Cloudflare DNS Alternative
If using Cloudflare:
- Use Cloudflare Load Balancing with geo-steering (requires paid plan)
- Or use a third-party GeoDNS service like NS1 or Constellix
Step 7: Verify It Works
Test from different locations:
# From your machine (probably outside China)
curl -I https://yourapp.example.com
# Check DNS resolution from different regions
dig yourapp.example.com @8.8.8.8
For China testing:
- Use a Chinese VPN endpoint
- Ask a friend in China to run speed tests
- Services like 17ce.com or chinaz.com for synthetic monitoring
Expected Results
| Location | Before | After |
|---|---|---|
| Shanghai | 4-8s | 0.8-1.5s |
| Beijing | 5-10s | 1-2s |
| Hong Kong | 2-3s | 0.3-0.5s |
| US/EU | 0.5-1s | 0.5-1s (unchanged) |
Caveats and Gotchas
1. SSL Certificate on Both Ends
The HK server terminates SSL from users, then makes a new HTTPS connection to Vercel. This is fine for most apps but adds ~20ms latency vs edge caching.
2. Vercel Analytics
User IPs in Vercel Analytics will show the HK server's IP for Asian traffic. If you need real IPs, parse X-Forwarded-For headers in your app.
3. This Isn't a CDN
Static assets are still fetched through the proxy. For heavy static content, consider:
- Adding
proxy_cachedirectives to Nginx - Using a Chinese CDN for static assets (requires ICP for .cn TLD)

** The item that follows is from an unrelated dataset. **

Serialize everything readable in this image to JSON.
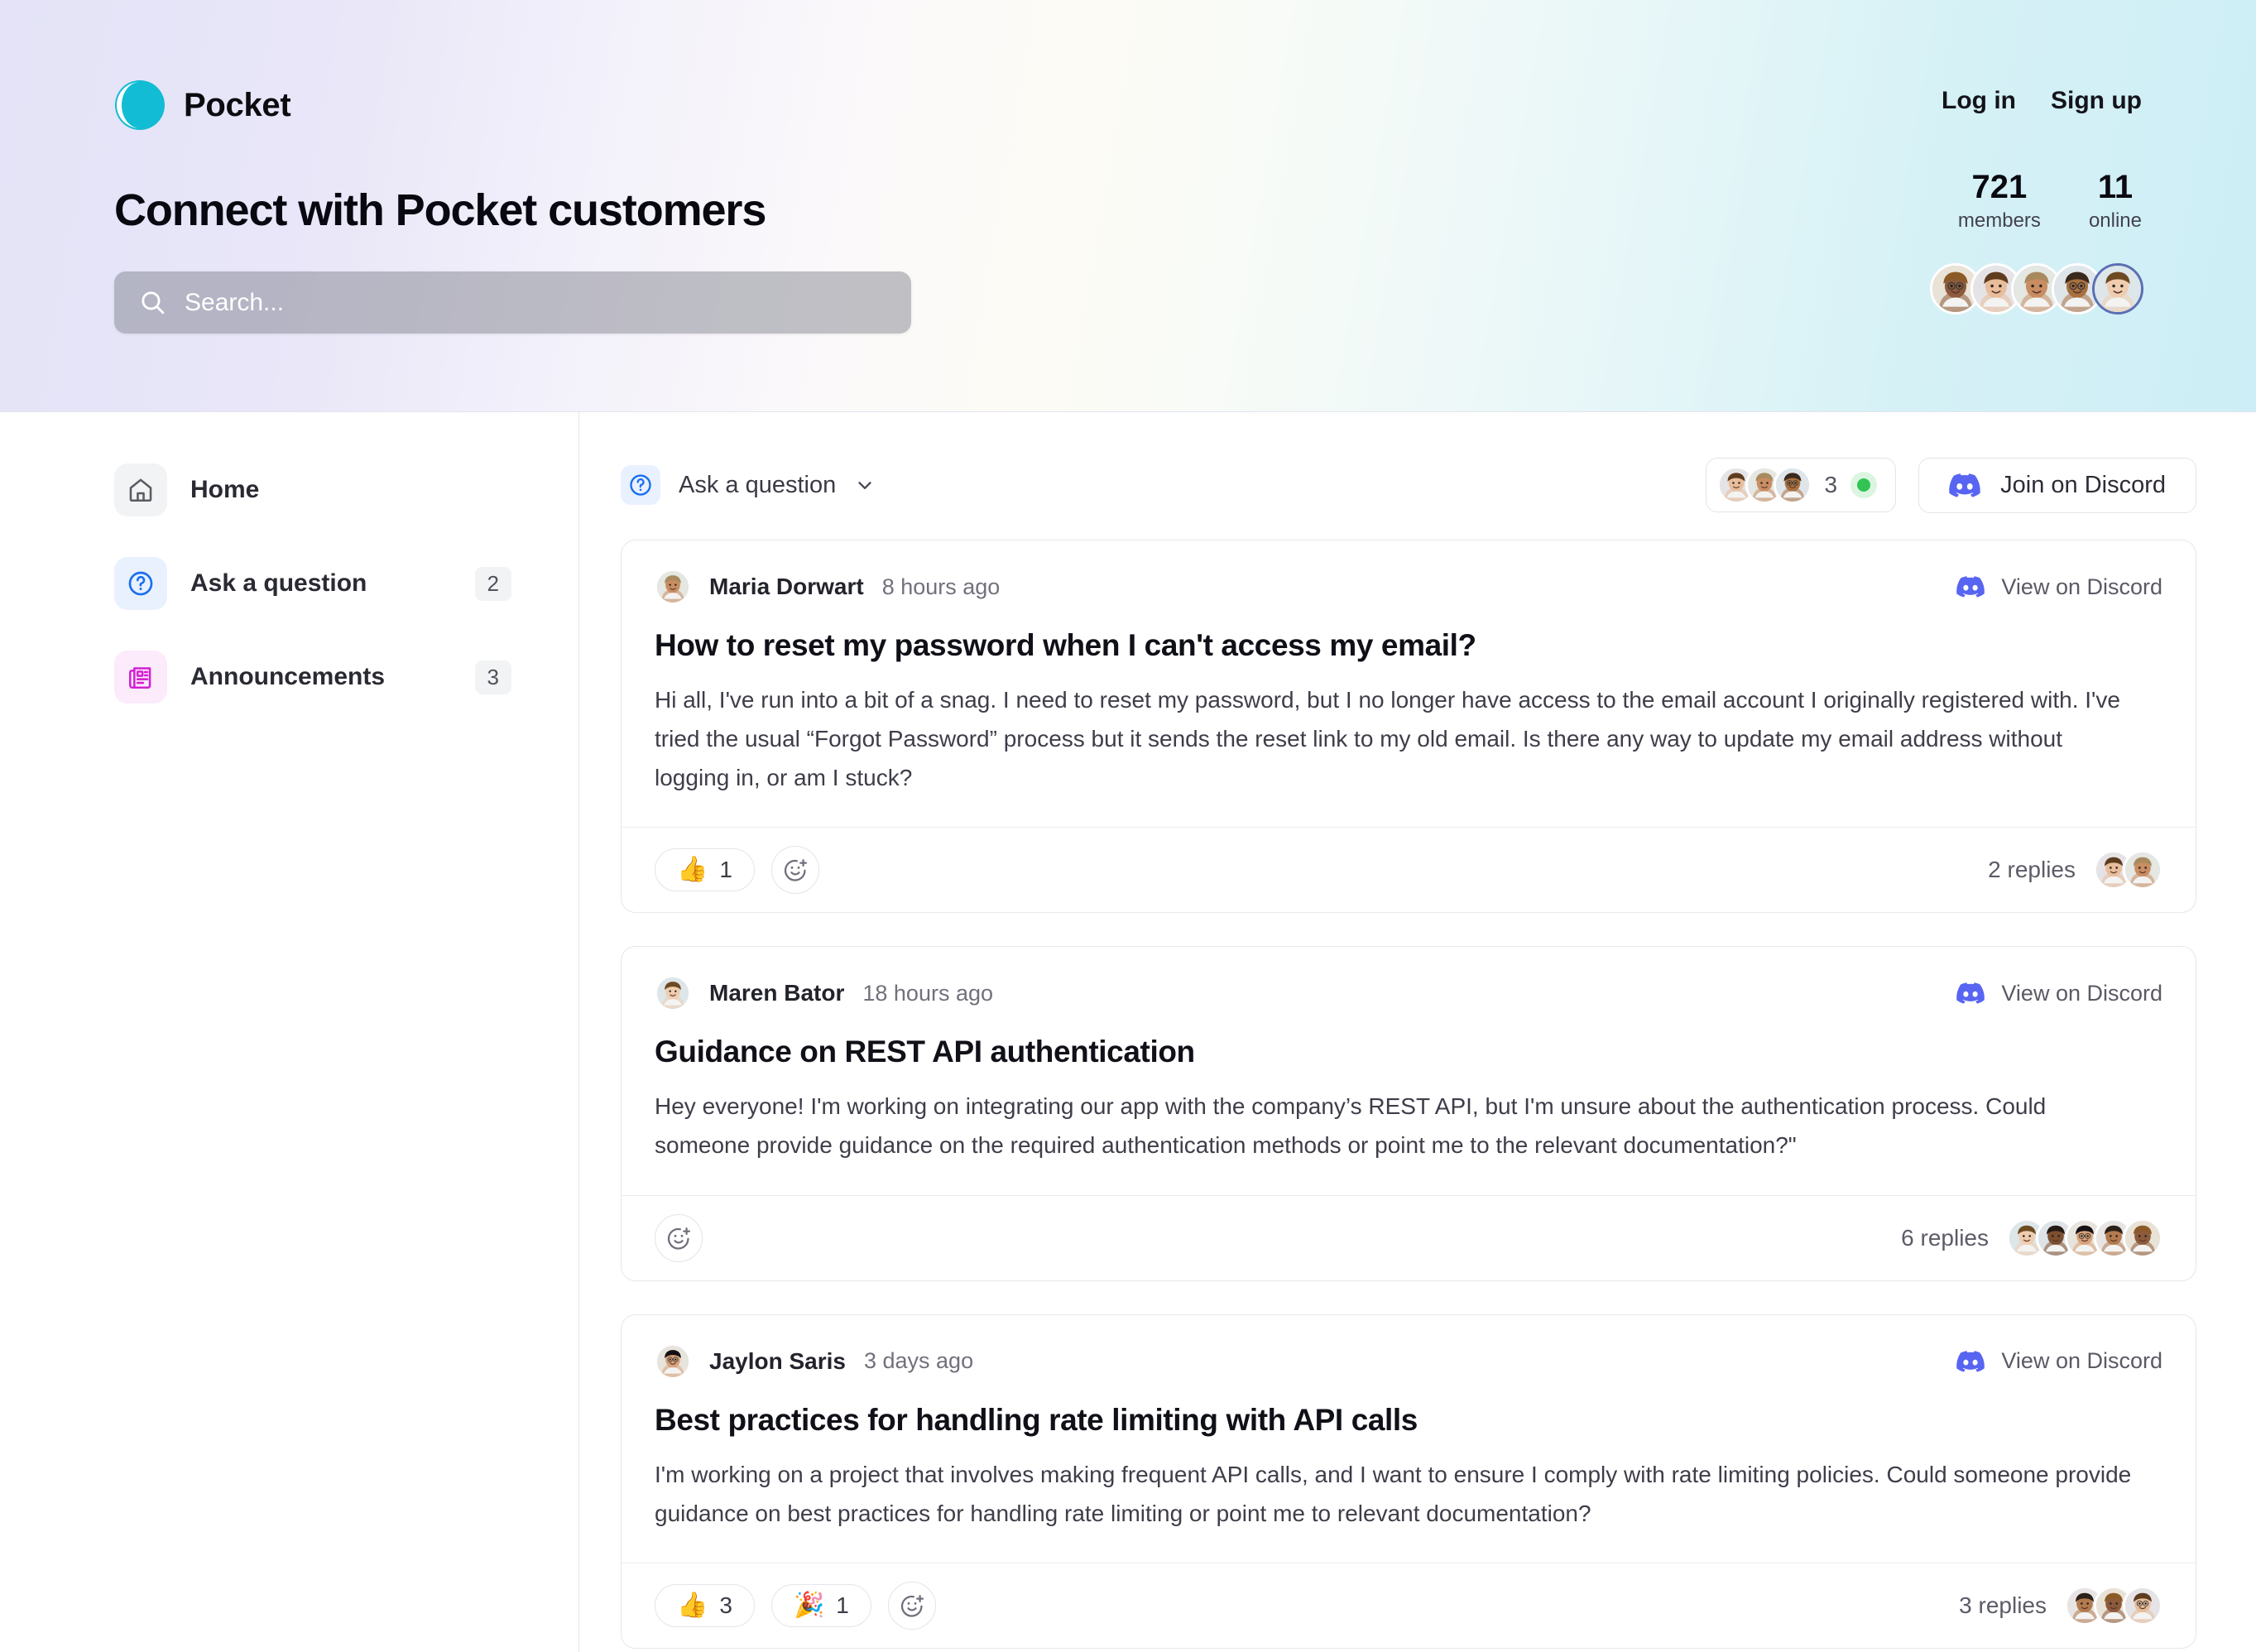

4. Single Point of Failure
The HK VPS is now critical infrastructure for Chinese users. Consider:
- Automated health checks
- Backup VPS in another HK region
- Monitoring with UptimeRobot or similar
5. Vercel's IP May Change
76.76.21.21 is Vercel's documented static IP, but verify it periodically. The CNAME approach (cname.vercel-dns.com) is more stable but incompatible with root domains + geolocation routing.
Cost Breakdown
| Item | Monthly Cost |
|---|---|
| Tencent Cloud HK Lighthouse | $6 |
| Route 53 Hosted Zone | $0.50 |
| Route 53 Queries | ~$0.40 (per million) |
| Let's Encrypt | Free |
| Total | ~$7/month |
Compare this to:
- Cloudflare China Network: $200+/month
- Custom CDN setups: $50-100+/month
- Vercel Enterprise arrangements: Varies, $$$
When This Solution Isn't Enough
This works great for:
- SaaS products with Chinese customers
- Marketing sites needing decent China performance
- Apps where 1-2s load time is acceptable
For apps needing under 500ms load times in China, you'll eventually need:
- ICP filing + Chinese CDN
- China-hosted infrastructure
- A proper multi-region deployment
But for most international products just starting to see Chinese traffic, a $6/month Hong Kong proxy gets you 80% of the way there.
Wrapping Up
The key insight: you don't need expensive enterprise solutions to make Vercel sites usable in China. A cheap Hong Kong VPS, some Nginx config, and smart DNS routing gets you 3-8x faster load times for under $10/month.
Total setup time: about 30 minutes.
The Chinese internet is its own beast, but this proxy pattern works for any US-hosted service you need to make faster in Asia. I've used the same approach for API endpoints, webhook receivers, and internal tools.
If your Chinese users are complaining about speed, try this before committing to expensive alternatives. You might be surprised how far $6 gets you.